The scale of the street grooming crisis in the UK almost defies belief. Hundreds of girls and young women were raped in the city of Rotherham, and hundreds by similar exploitation rings in Rochdale, Peterborough, Newcastle, Oxford, and Bristol. Now, up to a thousand girls are thought to have been drugged, raped, and beaten in Telford between the 1980s and the 2010s.

This is, of course, a highly emotive subject. How could it not be? Yet if the phenomenon is to be understood it is important to evaluate the data objectively. Otherwise we have a lot of heat and little light.

Responses to the crisis are contentious because most of the perpetrators are British Asians; specifically British Pakistanis and Bangladeshis. Child abuse is not uniquely or largely a problem of particular demographics but grooming gangs - that is, multiple offenders exploiting women they have met, manipulated, and abused outside their homes - are 84 percent Asian, and this does not mean Chinese, Korean, Japanese, or Indonesian (other perpetrators have been Somali, Romani, Kosovan, Kurdish, and white British.)

To some extent, this fact has been influenced by the disproportionate amount of British Pakistanis and Bangladeshis who make their living in the night-time economy, driving taxi cabs and working in restaurants, which gave the perpetrators access to girls, and hours away from home. This is not the sole factor, though, as other nations with significant night-time economies do not have comparable street grooming crises.

Some have pointed the finger at Islam. I support the criticism of Islamic texts where appropriate but think this factor can be over-egged.

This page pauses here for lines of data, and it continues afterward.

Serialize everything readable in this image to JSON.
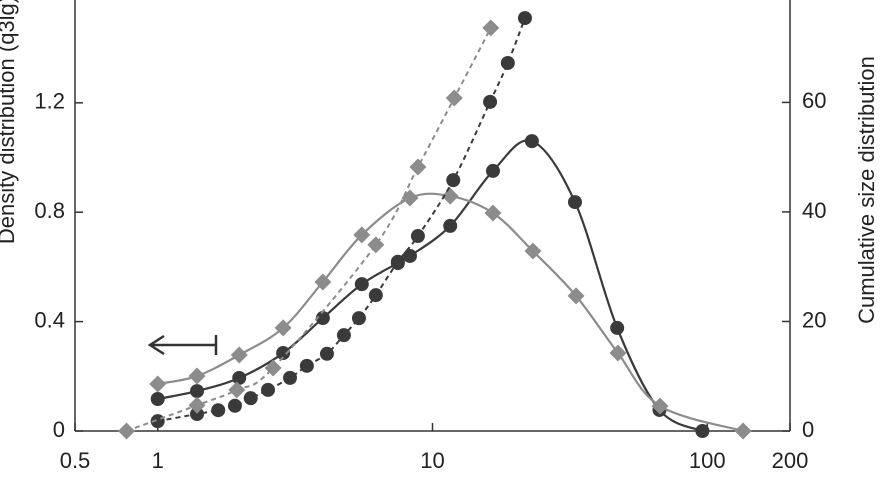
{
  "chart_data": {
    "type": "scatter",
    "y_label": "Density distribution (q3lg)",
    "y2_label": "Cumulative size distribution",
    "xlim": [
      0.5,
      200
    ],
    "xticks": [
      0.5,
      1,
      10,
      100,
      200
    ],
    "log_x": true,
    "ylim": [
      0,
      1.576
    ],
    "yticks": [
      0,
      0.4,
      0.8,
      1.2
    ],
    "y2lim": [
      0,
      78.7
    ],
    "y2ticks": [
      0,
      20,
      40,
      60
    ],
    "series": [
      {
        "color": "#3a3a3a",
        "marker": "circle",
        "dash": false,
        "axis": "y",
        "x": [
          1.0,
          1.39,
          1.98,
          2.86,
          3.99,
          5.53,
          7.48,
          8.28,
          11.6,
          16.6,
          23,
          33,
          47,
          67,
          96
        ],
        "values": [
          0.117,
          0.146,
          0.194,
          0.285,
          0.413,
          0.537,
          0.614,
          0.64,
          0.75,
          0.951,
          1.06,
          0.837,
          0.377,
          0.077,
          0
        ]
      },
      {
        "color": "#8c8c8c",
        "marker": "diamond",
        "dash": false,
        "axis": "y",
        "x": [
          1.0,
          1.39,
          1.98,
          2.86,
          3.99,
          5.53,
          8.28,
          11.6,
          16.6,
          23.2,
          33.3,
          47.3,
          67.3,
          135
        ],
        "values": [
          0.172,
          0.201,
          0.278,
          0.377,
          0.545,
          0.717,
          0.852,
          0.859,
          0.797,
          0.658,
          0.494,
          0.285,
          0.091,
          0
        ]
      },
      {
        "color": "#3a3a3a",
        "marker": "circle",
        "dash": true,
        "axis": "y2",
        "x": [
          1.0,
          1.39,
          1.66,
          1.91,
          2.18,
          2.52,
          3.03,
          3.49,
          4.13,
          4.76,
          5.4,
          6.22,
          7.48,
          8.85,
          11.9,
          16.2,
          18.8,
          21.7
        ],
        "values": [
          1.8,
          3.1,
          3.8,
          4.6,
          6.0,
          7.5,
          9.7,
          11.9,
          14.1,
          17.5,
          20.6,
          24.8,
          30.9,
          35.6,
          45.8,
          60.1,
          67.2,
          75.4
        ]
      },
      {
        "color": "#8c8c8c",
        "marker": "diamond",
        "dash": true,
        "axis": "y2",
        "x": [
          0.77,
          1.39,
          1.94,
          2.63,
          6.22,
          8.85,
          12.0,
          16.3
        ],
        "values": [
          0,
          4.7,
          7.5,
          11.5,
          34,
          48.2,
          60.8,
          73.6
        ]
      }
    ]
  }
}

Quite apart from being abusively adulterous, these criminals drank, did drugs, and made their victims have abortions. These were not, in other words, devout Muslim men. Yet Taj Hargey of the Oxford Islamic Congregation has observed that "the view of some Islamic preachers towards white women" and "an attitude where women are seen as nothing more than personal property" might have been contributing factors in the stew of thought processes that characterised these men, along with provincial machismo, clannish contempt, and degenerate sexual appetites.